Diante de todos os comentários de lamentações pelo time que se desfez, pela dificuldade que o clube vai ter em reorganizar o time e coisas afins, eu me pergunto: alguém vai oferecer um pai para emprestar a alguma família? Alguém tem um filho que possa ficar temporariamente no lugar de um que morreu no acidente? Alguma noiva, esposa, namorada vai querer um companheiro temporário para aplacar a sua dor? NÃO. Porque ninguém pode ser substituído na dor de uma perda, na tristeza de uma saudade que nunca mais vai acabar.

Quando soube da tragédia o meu primeiro pensamento foi: como estarão agora as famílias dessas pessoas? Porque isso é o que verdadeiramente importa.

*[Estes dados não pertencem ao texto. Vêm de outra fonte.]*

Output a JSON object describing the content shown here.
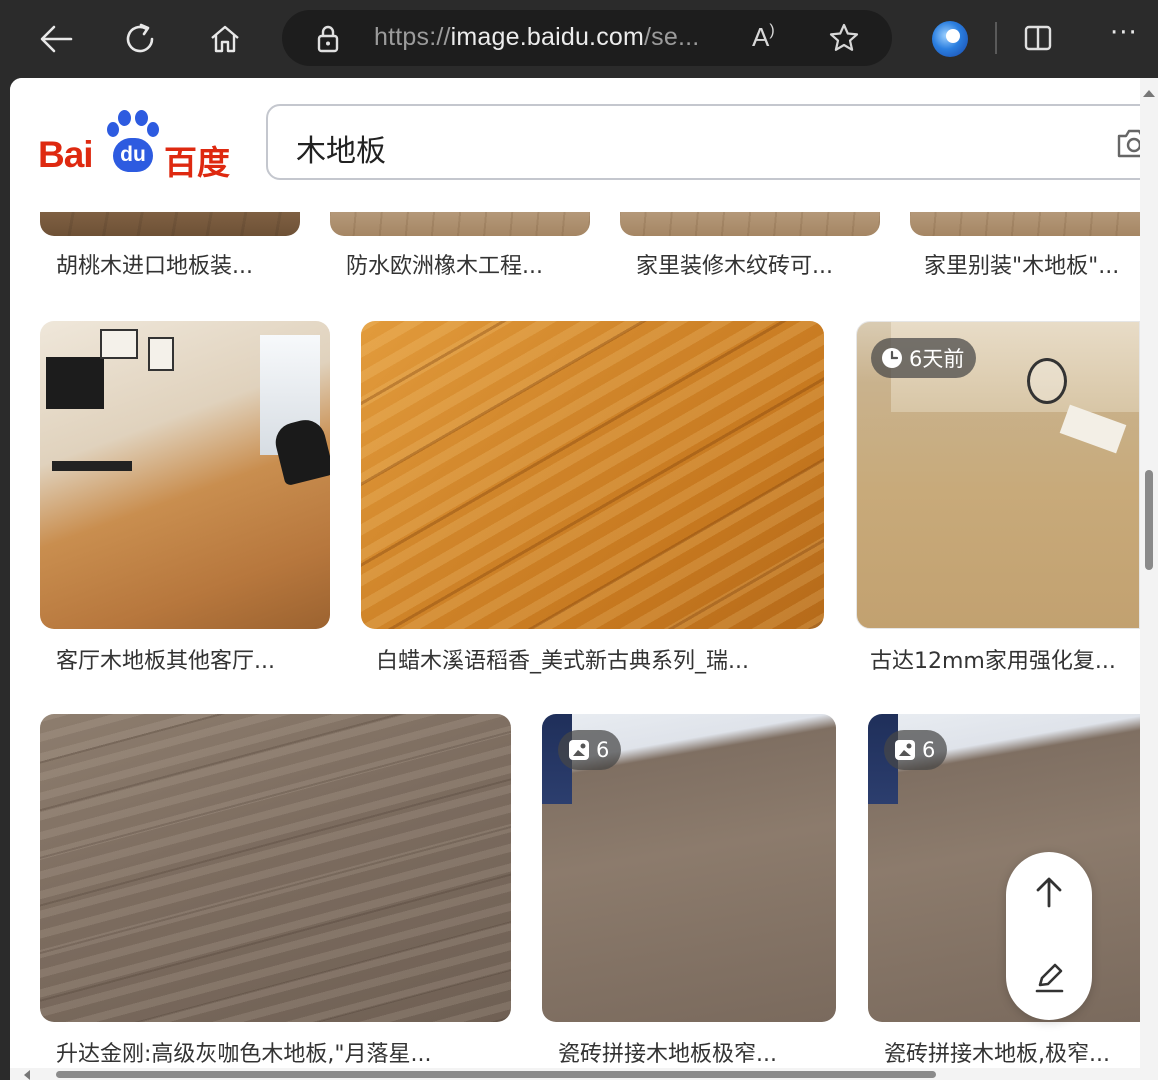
{
  "browser": {
    "url_scheme": "https://",
    "url_host": "image.baidu.com",
    "url_rest": "/se...",
    "read_aloud_label": "A)",
    "menu_label": "···"
  },
  "header": {
    "logo_latin": "Bai",
    "logo_paw_text": "du",
    "logo_cn": "百度",
    "search_value": "木地板"
  },
  "row1": {
    "captions": [
      "胡桃木进口地板装...",
      "防水欧洲橡木工程...",
      "家里装修木纹砖可...",
      "家里别装\"木地板\"..."
    ]
  },
  "row2": {
    "captions": [
      "客厅木地板其他客厅...",
      "白蜡木溪语稻香_美式新古典系列_瑞...",
      "古达12mm家用强化复..."
    ],
    "badge_time": "6天前"
  },
  "row3": {
    "captions": [
      "升达金刚:高级灰咖色木地板,\"月落星...",
      "瓷砖拼接木地板极窄...",
      "瓷砖拼接木地板,极窄..."
    ],
    "badge_count_a": "6",
    "badge_count_b": "6"
  },
  "colors": {
    "brand_red": "#de2910",
    "brand_blue": "#2d5be0"
  }
}
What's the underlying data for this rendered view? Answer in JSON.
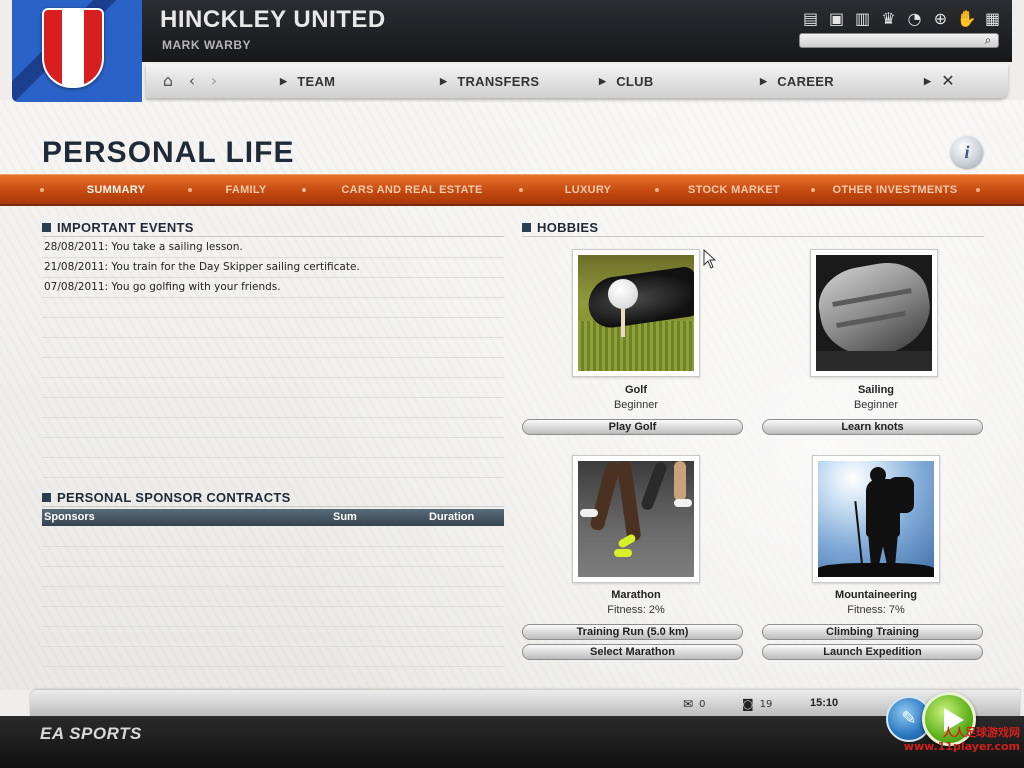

Daqui a algum tempo o Chapecoense terá contratado novos jogadores, receberá um ou outro emprestado e voltará aos treinos. Provavelmente nos primeiros jogos entrará de luto, prestará homenagem aos que se foram e, depois, tudo se resumirá a uma homenagem em alguma estante ou parede do clube.

Mas e as famílias que perderam seus entes queridos? Por toda a sua vida sentirão a dor da perda e da saudade.

Então por que não deixamos de lado o fato de terem morrido jogadores de futebol e, em lugar de “sermos todos chapecoenses” não podemos ser todos solidários com as famílias que sofreram perdas tão duras e lamentarmos a morte de todos os que estavam naquele avião e que, de maneira inesperada e violenta, tiveram interrompido o seu futuro?

Pode parecer novidade mas futebol não é tudo na vida. E sim, existe vida inteligente além do futebol. Na verdade, posso até dizer que existe vida inteligente, apesar do futebol.